Wilson gets his first shot at leading-man status, starring as Robert "Fish" Fishman, as a drab, fortyish tech worker who, 18 years ago, was unjustly ousted, Pete Best-style, from a band on the edge of stardom. The band in question, "Vesuvius," went on to become Metallica-sized arena rock icons, leaving a wound that just won't heal, as when one of Fish's co-workers jams out to their new album at the next cubicle. He's got another reason to sulk when his long-suffering girlfriend boots him, and he takes refuge in the attic of his sister (the reliable Jane Lynch). Redemption comes in the form of Fish's portly dweeb nephew, a guy who doesn't care how pathetic and weird his uncle is — he just needs a drummer for his band's upcoming, all-important high school dance gig. Given a foot in the show-biz door, Fish proceeds to kick the door down by molding his reluctant teen prodigies into a tight pop combo, and capitalizing on the popularity of an unbelievably awkward YouTube video. Complications come right from the fake-band sitcom playbook, like the reluctant romance between Fish and his bandmate's comely mom, played with chipper, Donna Reed-like moxie by Christina Applegate.

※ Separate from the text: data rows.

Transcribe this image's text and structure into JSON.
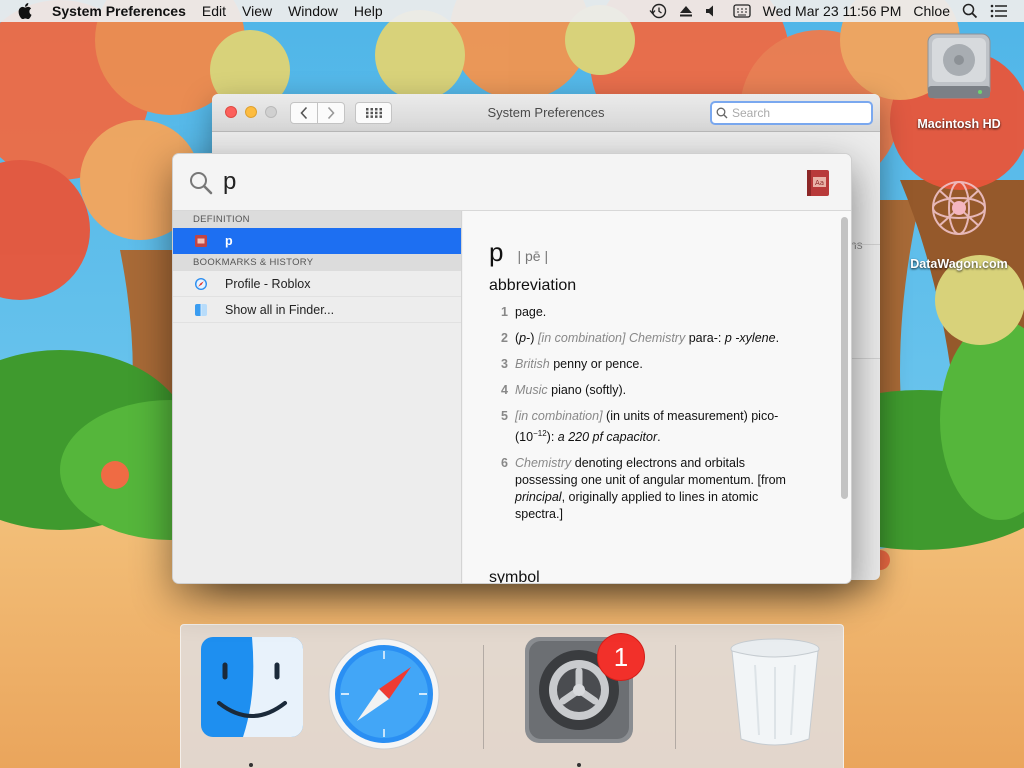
{
  "menubar": {
    "app_name": "System Preferences",
    "menus": [
      "Edit",
      "View",
      "Window",
      "Help"
    ],
    "clock": "Wed Mar 23  11:56 PM",
    "user": "Chloe"
  },
  "desktop": {
    "icons": [
      {
        "label": "Macintosh HD",
        "icon": "hard-drive-icon"
      },
      {
        "label": "DataWagon.com",
        "icon": "network-icon"
      }
    ]
  },
  "sysprefs": {
    "title": "System Preferences",
    "search_placeholder": "Search",
    "partial_text": "ns"
  },
  "spotlight": {
    "query": "p",
    "sections": [
      {
        "label": "DEFINITION"
      },
      {
        "label": "BOOKMARKS & HISTORY"
      }
    ],
    "results": {
      "definition": [
        {
          "label": "p",
          "selected": true,
          "icon": "dictionary-icon"
        }
      ],
      "bookmarks": [
        {
          "label": "Profile - Roblox",
          "icon": "safari-icon"
        },
        {
          "label": "Show all in Finder...",
          "icon": "finder-icon"
        }
      ]
    },
    "definition": {
      "word": "p",
      "pronunciation": "| pē |",
      "part_of_speech": "abbreviation",
      "senses": [
        {
          "num": "1",
          "text": "page."
        },
        {
          "num": "2",
          "pre": "(",
          "pre_it": "p",
          "mid": "-) ",
          "label": "[in combination] Chemistry",
          "text": " para-: ",
          "example": "p -xylene",
          "end": "."
        },
        {
          "num": "3",
          "label": "British",
          "text": " penny or pence."
        },
        {
          "num": "4",
          "label": "Music",
          "text": " piano (softly)."
        },
        {
          "num": "5",
          "label": "[in combination]",
          "text": " (in units of measurement) pico- (10",
          "sup": "−12",
          "after": "): ",
          "example": "a 220 pf capacitor",
          "end": "."
        },
        {
          "num": "6",
          "label": "Chemistry",
          "text": " denoting electrons and orbitals possessing one unit of angular momentum. [from ",
          "example": "principal",
          "end": ", originally applied to lines in atomic spectra.]"
        }
      ],
      "next_heading": "symbol"
    }
  },
  "dock": {
    "items": [
      {
        "name": "Finder",
        "icon": "finder-icon"
      },
      {
        "name": "Safari",
        "icon": "safari-icon"
      },
      {
        "name": "System Preferences",
        "icon": "gear-icon",
        "badge": "1"
      },
      {
        "name": "Trash",
        "icon": "trash-icon"
      }
    ]
  },
  "colors": {
    "selection": "#1d6ff2",
    "badge": "#f2302a",
    "close": "#fc605c",
    "minimize": "#fdbc40"
  }
}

The one big bummer that keeps The Rocker from, um, really "rawking" is the unbelievably lame music, which sounds as if it was extruded from a teeny-bop production line.

The band itself (called ADD) is just OK, and pretty young Emma Stone (Superbad) is amusing as a sort of wisecracking 21st century Susan Dey. Of course the real turd is the guitar player, played by the supremely annoying, poor man's Jonas Brother Teddy Geiger, a purveyor of some of the wussiest wuss-rock imaginable. His big power ballad is so cloying and bland it lifts Kip Winger to Slayer status. There's just no way a kit-basher like Fish would ever play a tune this limp, but this movie isn't even remotely interested in reality, just living some rock 'n' roll dream. Or at least the scrubbed, polished, sissyfied and dumbed-down corporate equivalent.